Les deux amies soupirèrent de concert et jetèrent un nouveau coup d'œil aux étoiles. Petites créatures célestes, elles se retrouvaient clouées sur la terre. L'une parce qu'elle avait perdu ses ailes et l'autre, parce qu'elle l'accompagnait. C'était à raison que la voûte indigo des cieux donnait de la mélancolie à Daisy : c'était ses semblables, vivants, c'était ses supérieurs, sous la forme d'étoiles, qui étaient venus avant elle, qui demeuraient tout là-haut. Quand elle les regardait, elle ne pouvait pas s'empêcher de se dire « Pourquoi ? ». Enfin, peut-être un petit peu moins maintenant, elle était obligée de s'en rendre compte.
« Nous avons déjà retrouvé l'Orion Express, rappela-t-elle. C'est déjà un grand pas en avant ! Si nous continuons comme ça, un jour, les choses s'arrangeront sûrement.
-Ouais, si tu le dis, soupira Stella, gagnée malgré elle par son optimisme. Eh bien, il ne nous reste plus qu'à faire confiance à ces comètes en devenir pour veiller sur nous cette nuit encore !
-Pourquoi est-ce que ces astres deviendraient des comètes ?
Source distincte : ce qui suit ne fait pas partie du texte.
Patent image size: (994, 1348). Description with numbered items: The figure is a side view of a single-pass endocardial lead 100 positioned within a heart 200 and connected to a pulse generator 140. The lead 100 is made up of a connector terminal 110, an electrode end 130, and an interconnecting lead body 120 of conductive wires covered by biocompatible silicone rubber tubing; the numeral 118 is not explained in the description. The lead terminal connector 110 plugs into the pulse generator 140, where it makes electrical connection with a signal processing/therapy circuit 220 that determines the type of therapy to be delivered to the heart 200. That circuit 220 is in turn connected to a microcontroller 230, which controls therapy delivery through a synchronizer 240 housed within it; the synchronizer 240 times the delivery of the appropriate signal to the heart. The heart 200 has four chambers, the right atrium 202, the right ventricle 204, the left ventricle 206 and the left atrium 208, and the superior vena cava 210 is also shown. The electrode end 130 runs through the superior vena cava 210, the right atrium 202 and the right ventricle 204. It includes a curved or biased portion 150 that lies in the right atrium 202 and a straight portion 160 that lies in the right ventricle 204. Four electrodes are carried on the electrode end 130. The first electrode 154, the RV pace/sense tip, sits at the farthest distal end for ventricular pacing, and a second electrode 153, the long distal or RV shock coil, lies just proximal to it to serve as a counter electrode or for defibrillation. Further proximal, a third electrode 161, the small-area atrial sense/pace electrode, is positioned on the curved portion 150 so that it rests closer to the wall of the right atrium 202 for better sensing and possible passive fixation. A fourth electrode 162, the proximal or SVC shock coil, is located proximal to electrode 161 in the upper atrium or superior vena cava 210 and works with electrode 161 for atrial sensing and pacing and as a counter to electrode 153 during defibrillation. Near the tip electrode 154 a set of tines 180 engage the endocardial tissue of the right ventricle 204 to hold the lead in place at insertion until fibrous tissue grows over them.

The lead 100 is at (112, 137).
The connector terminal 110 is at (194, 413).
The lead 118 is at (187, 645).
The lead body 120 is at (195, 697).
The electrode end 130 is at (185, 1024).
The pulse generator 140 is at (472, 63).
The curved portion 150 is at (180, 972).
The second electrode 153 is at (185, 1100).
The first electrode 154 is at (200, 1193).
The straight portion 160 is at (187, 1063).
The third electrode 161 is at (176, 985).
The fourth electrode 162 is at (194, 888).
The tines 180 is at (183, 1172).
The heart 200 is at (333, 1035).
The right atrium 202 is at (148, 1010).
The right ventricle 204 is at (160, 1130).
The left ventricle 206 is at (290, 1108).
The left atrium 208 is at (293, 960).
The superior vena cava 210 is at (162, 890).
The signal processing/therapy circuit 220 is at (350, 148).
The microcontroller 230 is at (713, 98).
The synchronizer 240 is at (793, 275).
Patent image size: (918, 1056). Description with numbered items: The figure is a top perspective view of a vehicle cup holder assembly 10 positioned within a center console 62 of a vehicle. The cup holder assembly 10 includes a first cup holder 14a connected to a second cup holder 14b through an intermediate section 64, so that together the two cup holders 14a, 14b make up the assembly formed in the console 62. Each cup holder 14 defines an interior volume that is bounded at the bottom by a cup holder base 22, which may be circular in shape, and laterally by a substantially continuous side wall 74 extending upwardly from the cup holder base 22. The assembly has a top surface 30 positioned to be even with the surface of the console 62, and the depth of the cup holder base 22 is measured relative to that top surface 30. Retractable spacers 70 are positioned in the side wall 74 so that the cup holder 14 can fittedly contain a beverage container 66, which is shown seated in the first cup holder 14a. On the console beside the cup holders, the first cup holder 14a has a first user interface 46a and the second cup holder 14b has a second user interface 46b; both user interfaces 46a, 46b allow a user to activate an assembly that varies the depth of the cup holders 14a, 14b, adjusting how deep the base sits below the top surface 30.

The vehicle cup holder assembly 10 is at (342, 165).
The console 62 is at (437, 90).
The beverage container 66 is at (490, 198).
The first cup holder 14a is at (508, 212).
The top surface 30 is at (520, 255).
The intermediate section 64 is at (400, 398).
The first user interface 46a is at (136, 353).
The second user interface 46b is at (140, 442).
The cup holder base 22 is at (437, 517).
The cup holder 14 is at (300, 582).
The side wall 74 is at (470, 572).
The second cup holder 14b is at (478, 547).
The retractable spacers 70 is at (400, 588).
-Je ne sais pas, j'ai dit ça comme ça. »
Daisy haussa les épaules et s'installa sous son buisson de noisettes, dans sa couverture. Elle cala la prise de son éventail à lames sous un coin de sa tête et papillonna de ses yeux verts en voyant Stella se rapprocher d'elle. Sans un mot, la petite fée se cala dans son dos et se tourna sur son autre flanc pour s'assoupir. La jeune Célestellienne sourit. Stella n'avait pas besoin de dormir. Elle voulait juste être près d'elle et la soutenir.